Russians are turning to VPNs to bypass the country’s tightening internet controls. A VPN or Virtual Private Network changes your IP address allowing the user to mask where they are located by rerouting all your internet traffic through an encrypted tunneland shields your identity from companies, hackers or governments that want to track you.
The recently updated VPN Adoption Index by Nord VPN reveals that VPN downloads in Russia grew from 12.59 million in 2021 to 33.54 million in 2022, representing a YoY growth of 167%.
In 2020, only 4.9 million downloads originated from Russia, which put the VPN adoption rate at 3.37%, ranking the country at the 55th spot globally. While last year, nearly a quarter (22.98%) of the country’s population installed VPN services on their devices, with Russia becoming the 8th most popular market for VPNs.
The most significant wave of VPN installs from Russia began on March 11, 2022, when the Russian government’s communication agency announced it would block Instagram and Facebook after finding Meta Platforms Inc. “extremist.” On March 14, 2022, the number of VPN installs originating from Russia increased by 11,253% above the norm.
VPN providers, however, are still subject to Russia’s restrictions. According to the Lumen database, a repository that records legal demands for the removal of internet information, Roskomnadzor, an internet regulation body in Russia, sent more than 12,800 requests to Google between March 13 and March 25, 2022 asking to delete URLs in accordance with the nation’s 2017 “VPN law.”

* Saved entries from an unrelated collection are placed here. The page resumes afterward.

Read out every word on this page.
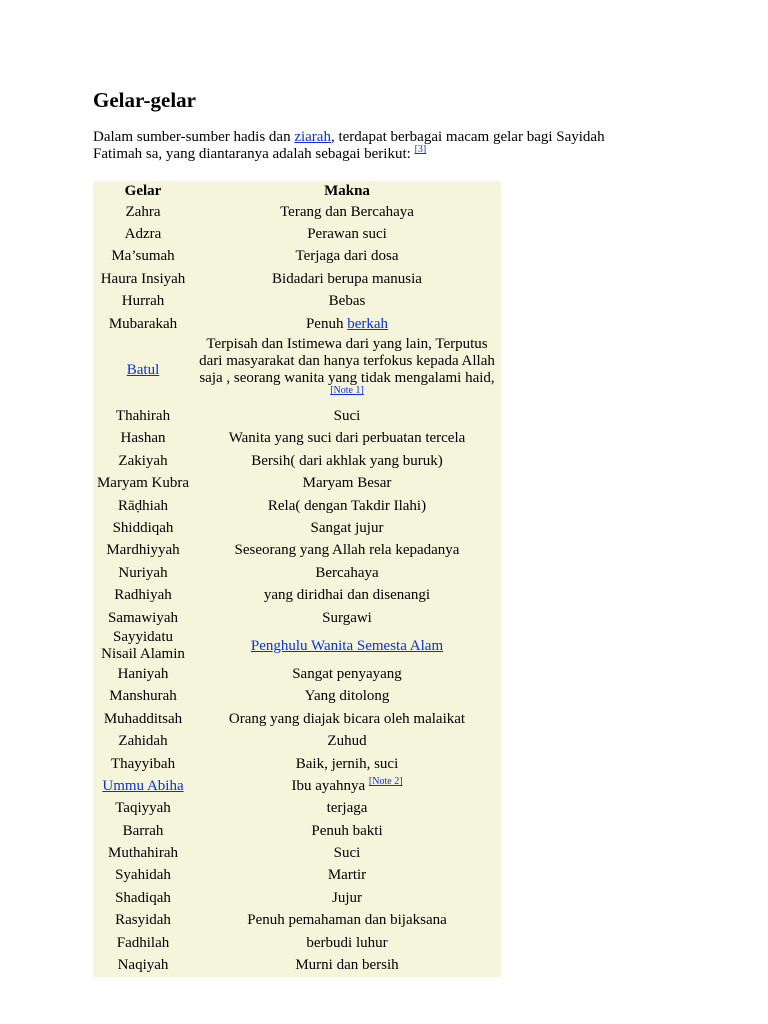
Gelar-gelar

Dalam sumber-sumber hadis dan ziarah, terdapat berbagai macam gelar bagi Sayidah Fatimah sa, yang diantaranya adalah sebagai berikut: [3]

Gelar	Makna
Zahra	Terang dan Bercahaya
Adzra	Perawan suci
Ma’sumah	Terjaga dari dosa
Haura Insiyah	Bidadari berupa manusia
Hurrah	Bebas
Mubarakah	Penuh berkah
Batul	Terpisah dan Istimewa dari yang lain, Terputus dari masyarakat dan hanya terfokus kepada Allah saja , seorang wanita yang tidak mengalami haid,[Note 1]
Thahirah	Suci
Hashan	Wanita yang suci dari perbuatan tercela
Zakiyah	Bersih( dari akhlak yang buruk)
Maryam Kubra	Maryam Besar
Rāḍhiah	Rela( dengan Takdir Ilahi)
Shiddiqah	Sangat jujur
Mardhiyyah	Seseorang yang Allah rela kepadanya
Nuriyah	Bercahaya
Radhiyah	yang diridhai dan disenangi
Samawiyah	Surgawi
Sayyidatu Nisail Alamin	Penghulu Wanita Semesta Alam
Haniyah	Sangat penyayang
Manshurah	Yang ditolong
Muhadditsah	Orang yang diajak bicara oleh malaikat
Zahidah	Zuhud
Thayyibah	Baik, jernih, suci
Ummu Abiha	Ibu ayahnya [Note 2]
Taqiyyah	terjaga
Barrah	Penuh bakti
Muthahirah	Suci
Syahidah	Martir
Shadiqah	Jujur
Rasyidah	Penuh pemahaman dan bijaksana
Fadhilah	berbudi luhur
Naqiyah	Murni dan bersih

Russian President Vladimir Putin signed a law that restricts the use of anonymous proxy servers and VPNs. VPN services will have to alter their protocol to comply with Roskomnadzor if they wish to continue operating their servers in Russia. This includes keeping track of all conversations and providing secure backdoors for the government to access the system and its users. These requirements, of course, would be in total opposition to the purpose of VPNs.
In March 2019, a year before the war, several of the biggest VPN providers received a notification from Roskomnadzor ordering them to join the Federal State Information System (FSIS). Shortly after, the majority of popular VPN providers shut down their servers in Russia.
“It is hard to foresee how far the Russian government will go in its attempts to quell online anti-war sentiment and further sculpt the war’s narrative. ” stated Edvardas Garbenis, a representative with Atlas VPN. “If the current censoring trend continues,” adds Garbenis, “we may see the demand for Virtual Private Networks in Russia growing further in 2023.”